Straightening up, he flicked his lighter and lit a cigarette, cocking a look at me in my favorite perch up there on the landing, where I was gluing a challenging twin-tail assembly onto my latest model aircraft, a P-38 Lightning fighter plane. His black eye was down to a greenish purple that I had now almost grown used to. “Guess what. They got a kid about your age.”
Aw, crud
, was my first thought. Every youngster knows the complication of such a situation, the burden of being expected to make friends with a new kid just because he was new. Why weren’t twelve-year-olds entitled to the same system as adults, to merely grunt to any newcomer, “How you doing?” and go on about your own business?
“What’s his name?” I asked with total lack of enthusiasm.
“Go get yourself some supper”—Pop blew a stream of smoke that significantly clouded the matter—“and find out.”
As soon as I walked in, the Spot showed it had indeed changed, because Melina Constantine herself was behind the counter in the cleanest waitress apron the cafe had seen in ages. Mrs. Constantine was squat and built along the lines of a fireplug, but with large, warm eyes and a welcoming manner. She greeted me as if I were an old customer—actually, I was—and plucked out the meal ticket Pop had just inaugurated. Activity in the kitchen sounded hectic, and her husband, the cook, hurried past the serving window, giving me a dodgy nod. No kid my age was in sight, which was a relief.
“Now then, Russell,” Mrs. Constantine said, smiling in motherly fashion as I hoisted myself onto my accustomed stool at the end of the counter, “what would you like for supper? The special is pot roast, nice and done.”
Her smile dimmed a bit when I ordered my usual butterscotch milk shake and cheeseburger, but she punched the meal ticket without saying anything.
Wouldn’t you know, though, muffled conversation was taking place in the kitchen, and from where I sat, I could just see the top of a dark mop of hair as someone about my height stood waiting while Pete, cook and father rolled into one, dished up a plate of food and instructed that it all be consumed. I heard the new kid groan at the plateload.
Listening in, Mrs. Constantine beamed in my direction again and provided, “You’re about to have company.” I waited tensely as you do when someone from a different page enters the script of your life. Would he be hard to get along with?

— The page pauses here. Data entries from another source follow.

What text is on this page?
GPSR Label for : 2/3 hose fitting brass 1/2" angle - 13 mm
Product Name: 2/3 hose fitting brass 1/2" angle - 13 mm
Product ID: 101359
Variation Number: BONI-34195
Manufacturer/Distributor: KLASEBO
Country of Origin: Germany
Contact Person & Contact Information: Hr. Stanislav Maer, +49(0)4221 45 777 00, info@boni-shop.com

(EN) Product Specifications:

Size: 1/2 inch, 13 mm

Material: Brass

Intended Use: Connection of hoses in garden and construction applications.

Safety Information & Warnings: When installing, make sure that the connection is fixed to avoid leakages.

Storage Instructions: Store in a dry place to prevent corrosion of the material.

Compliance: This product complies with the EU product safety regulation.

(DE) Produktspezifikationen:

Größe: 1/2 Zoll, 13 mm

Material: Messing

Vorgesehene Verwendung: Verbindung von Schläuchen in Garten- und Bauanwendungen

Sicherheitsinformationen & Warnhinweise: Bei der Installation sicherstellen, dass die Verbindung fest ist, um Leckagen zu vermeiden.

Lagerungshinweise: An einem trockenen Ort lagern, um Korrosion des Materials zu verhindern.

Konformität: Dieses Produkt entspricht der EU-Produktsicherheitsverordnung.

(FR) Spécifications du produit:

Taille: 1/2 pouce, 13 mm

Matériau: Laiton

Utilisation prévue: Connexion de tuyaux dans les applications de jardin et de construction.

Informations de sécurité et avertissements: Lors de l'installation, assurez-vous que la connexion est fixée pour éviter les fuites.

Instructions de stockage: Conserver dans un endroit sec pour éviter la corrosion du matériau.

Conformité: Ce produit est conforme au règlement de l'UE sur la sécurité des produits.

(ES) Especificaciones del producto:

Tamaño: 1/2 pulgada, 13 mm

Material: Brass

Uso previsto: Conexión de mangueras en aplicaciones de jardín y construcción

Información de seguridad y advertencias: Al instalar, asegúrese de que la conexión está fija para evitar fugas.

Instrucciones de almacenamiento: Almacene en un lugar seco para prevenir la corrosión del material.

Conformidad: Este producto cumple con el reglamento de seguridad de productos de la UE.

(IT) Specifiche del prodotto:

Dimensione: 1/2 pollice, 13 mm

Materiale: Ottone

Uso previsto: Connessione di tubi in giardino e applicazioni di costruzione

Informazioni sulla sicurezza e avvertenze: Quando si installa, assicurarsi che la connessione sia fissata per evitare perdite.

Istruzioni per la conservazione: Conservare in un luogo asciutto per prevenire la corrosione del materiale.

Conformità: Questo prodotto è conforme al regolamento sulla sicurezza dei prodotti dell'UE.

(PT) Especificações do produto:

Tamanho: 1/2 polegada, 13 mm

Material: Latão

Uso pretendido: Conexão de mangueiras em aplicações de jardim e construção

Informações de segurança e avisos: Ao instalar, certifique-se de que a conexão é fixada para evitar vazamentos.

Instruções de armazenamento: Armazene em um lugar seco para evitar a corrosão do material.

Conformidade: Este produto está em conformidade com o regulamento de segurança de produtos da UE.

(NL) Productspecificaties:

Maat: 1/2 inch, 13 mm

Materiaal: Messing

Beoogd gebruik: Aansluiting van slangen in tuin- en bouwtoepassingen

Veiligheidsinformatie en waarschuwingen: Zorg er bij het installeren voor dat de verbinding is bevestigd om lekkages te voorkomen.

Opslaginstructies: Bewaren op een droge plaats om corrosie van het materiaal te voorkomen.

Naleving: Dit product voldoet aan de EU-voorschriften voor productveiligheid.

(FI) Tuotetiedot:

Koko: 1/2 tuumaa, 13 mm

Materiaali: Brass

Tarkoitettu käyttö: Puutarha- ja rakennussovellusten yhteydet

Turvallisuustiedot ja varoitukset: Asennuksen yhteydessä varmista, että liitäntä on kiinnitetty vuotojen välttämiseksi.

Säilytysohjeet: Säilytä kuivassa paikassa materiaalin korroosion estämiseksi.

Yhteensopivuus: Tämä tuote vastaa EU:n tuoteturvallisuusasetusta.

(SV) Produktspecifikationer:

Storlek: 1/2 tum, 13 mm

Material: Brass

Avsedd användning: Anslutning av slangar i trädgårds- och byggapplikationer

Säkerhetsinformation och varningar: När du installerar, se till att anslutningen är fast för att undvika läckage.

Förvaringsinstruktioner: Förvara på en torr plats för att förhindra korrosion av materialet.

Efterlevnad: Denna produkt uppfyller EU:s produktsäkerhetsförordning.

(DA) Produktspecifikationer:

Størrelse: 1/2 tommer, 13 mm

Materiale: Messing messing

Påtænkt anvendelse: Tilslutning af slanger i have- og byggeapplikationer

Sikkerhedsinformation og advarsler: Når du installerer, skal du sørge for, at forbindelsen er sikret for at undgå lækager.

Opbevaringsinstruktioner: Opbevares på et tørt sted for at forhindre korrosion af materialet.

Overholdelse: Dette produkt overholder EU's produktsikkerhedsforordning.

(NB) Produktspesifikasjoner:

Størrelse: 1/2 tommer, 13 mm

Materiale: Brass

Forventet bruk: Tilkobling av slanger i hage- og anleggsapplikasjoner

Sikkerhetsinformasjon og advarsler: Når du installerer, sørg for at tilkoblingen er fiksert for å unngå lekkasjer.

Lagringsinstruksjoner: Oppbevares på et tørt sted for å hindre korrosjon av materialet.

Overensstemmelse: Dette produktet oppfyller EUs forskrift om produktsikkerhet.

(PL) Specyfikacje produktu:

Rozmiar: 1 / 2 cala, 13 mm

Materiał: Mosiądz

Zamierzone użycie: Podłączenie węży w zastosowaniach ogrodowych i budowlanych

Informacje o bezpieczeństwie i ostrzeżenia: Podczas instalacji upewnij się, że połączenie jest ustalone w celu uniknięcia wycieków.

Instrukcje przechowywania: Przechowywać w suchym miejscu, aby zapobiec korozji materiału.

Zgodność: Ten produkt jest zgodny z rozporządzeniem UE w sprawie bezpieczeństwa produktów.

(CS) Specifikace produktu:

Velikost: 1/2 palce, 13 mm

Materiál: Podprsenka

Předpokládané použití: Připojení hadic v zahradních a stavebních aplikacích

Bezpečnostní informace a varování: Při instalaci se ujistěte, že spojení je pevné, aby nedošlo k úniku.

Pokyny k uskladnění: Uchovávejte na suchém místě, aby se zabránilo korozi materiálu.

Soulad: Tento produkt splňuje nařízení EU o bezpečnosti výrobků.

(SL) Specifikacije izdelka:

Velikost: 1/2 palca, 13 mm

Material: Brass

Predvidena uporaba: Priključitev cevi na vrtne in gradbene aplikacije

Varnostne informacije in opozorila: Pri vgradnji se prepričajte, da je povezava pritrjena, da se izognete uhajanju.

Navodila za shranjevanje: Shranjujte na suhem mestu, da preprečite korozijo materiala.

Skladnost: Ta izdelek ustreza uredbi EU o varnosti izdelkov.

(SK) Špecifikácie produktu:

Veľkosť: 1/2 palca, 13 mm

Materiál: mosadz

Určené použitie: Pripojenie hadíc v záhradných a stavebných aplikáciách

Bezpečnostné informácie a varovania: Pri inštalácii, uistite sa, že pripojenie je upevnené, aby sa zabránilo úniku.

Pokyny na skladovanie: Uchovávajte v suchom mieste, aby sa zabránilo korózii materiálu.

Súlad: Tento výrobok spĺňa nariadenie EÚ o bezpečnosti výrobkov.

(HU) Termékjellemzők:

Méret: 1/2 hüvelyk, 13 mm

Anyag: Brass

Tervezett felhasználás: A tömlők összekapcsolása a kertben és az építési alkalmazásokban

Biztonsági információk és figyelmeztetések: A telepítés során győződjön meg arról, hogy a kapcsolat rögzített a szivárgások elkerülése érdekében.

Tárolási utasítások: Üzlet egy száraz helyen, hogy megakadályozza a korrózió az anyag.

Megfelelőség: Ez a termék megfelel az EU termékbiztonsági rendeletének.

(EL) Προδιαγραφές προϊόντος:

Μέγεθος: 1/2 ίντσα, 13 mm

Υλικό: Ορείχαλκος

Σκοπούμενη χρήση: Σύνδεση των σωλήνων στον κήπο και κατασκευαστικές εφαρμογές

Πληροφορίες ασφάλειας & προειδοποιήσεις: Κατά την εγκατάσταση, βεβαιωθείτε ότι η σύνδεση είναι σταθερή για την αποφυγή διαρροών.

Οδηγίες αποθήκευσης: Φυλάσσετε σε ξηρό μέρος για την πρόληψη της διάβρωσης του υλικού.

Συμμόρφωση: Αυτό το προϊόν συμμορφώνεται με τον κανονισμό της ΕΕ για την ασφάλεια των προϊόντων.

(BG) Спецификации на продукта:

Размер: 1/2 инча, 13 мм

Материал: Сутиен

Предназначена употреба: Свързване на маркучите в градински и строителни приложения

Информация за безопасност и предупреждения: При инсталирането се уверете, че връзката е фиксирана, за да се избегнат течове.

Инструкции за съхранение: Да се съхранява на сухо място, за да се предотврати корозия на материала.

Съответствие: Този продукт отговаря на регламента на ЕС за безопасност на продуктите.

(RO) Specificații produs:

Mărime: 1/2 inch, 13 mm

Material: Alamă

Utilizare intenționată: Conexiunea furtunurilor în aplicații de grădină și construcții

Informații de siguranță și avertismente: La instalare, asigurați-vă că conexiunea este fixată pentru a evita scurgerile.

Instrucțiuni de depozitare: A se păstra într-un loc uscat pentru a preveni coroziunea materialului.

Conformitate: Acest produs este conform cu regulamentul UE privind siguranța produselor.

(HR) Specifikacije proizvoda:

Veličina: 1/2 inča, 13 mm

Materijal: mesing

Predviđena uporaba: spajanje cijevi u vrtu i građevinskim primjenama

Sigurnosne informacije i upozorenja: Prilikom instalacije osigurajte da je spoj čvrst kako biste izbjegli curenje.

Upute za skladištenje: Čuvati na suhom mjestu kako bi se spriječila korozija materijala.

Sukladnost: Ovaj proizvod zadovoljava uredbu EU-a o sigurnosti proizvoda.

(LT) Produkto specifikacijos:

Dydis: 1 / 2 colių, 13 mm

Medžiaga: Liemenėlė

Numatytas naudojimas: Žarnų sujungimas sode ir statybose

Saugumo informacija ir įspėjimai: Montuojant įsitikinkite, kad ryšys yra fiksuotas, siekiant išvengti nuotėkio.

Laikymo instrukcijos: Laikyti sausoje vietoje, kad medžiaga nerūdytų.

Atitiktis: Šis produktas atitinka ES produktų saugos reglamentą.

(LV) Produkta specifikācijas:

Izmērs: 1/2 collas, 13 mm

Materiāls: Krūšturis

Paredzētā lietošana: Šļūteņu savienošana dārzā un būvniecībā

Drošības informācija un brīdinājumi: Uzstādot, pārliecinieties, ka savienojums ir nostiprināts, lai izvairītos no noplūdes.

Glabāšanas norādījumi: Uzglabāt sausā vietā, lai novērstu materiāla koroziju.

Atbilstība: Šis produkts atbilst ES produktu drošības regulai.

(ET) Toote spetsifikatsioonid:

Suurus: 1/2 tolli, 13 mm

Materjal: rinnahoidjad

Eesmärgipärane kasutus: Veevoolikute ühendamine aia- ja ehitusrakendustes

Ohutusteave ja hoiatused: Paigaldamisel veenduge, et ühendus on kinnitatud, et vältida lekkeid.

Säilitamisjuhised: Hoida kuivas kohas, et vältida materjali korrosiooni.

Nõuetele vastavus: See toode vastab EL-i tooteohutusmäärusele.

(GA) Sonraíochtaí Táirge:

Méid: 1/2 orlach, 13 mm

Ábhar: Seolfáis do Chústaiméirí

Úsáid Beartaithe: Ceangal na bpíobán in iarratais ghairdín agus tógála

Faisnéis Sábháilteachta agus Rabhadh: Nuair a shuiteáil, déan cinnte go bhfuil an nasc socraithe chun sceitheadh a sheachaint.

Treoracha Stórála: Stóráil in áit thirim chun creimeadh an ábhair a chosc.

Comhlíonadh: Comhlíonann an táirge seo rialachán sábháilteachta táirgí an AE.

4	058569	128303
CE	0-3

Would I?
The kitchen’s swinging door was kicked open—it took a couple of thunderous kicks—and, meal in hand as if it weighed a tragic amount, out came a girl.
“Hi,” she said faintly.
“Hi,” I said identically.
Zoe was her name, and she seemed to come from that foreign end of the alphabet, a Gypsy-like wisp who slipped past me to a table in the back corner before I finished blinking. Her mother corrected that in nothing flat. “Russell, I’ll bring yours over to the table, too, if you don’t mind.”
You bet I minded. All my years in Gros Ventre, I had been contentedly eating supper at the counter. In the manner of old customers, I felt I owned that spot at the Spot. But tugboat that she was, Mrs. Constantine had me maneuvered into changing seats before I could think of a way out of it. “Sure, I guess,” I muttered, and reluctantly slid off my prized stool to go over to make friends, as grown-ups always saw it, or to meet the opposition, as kids generally saw it.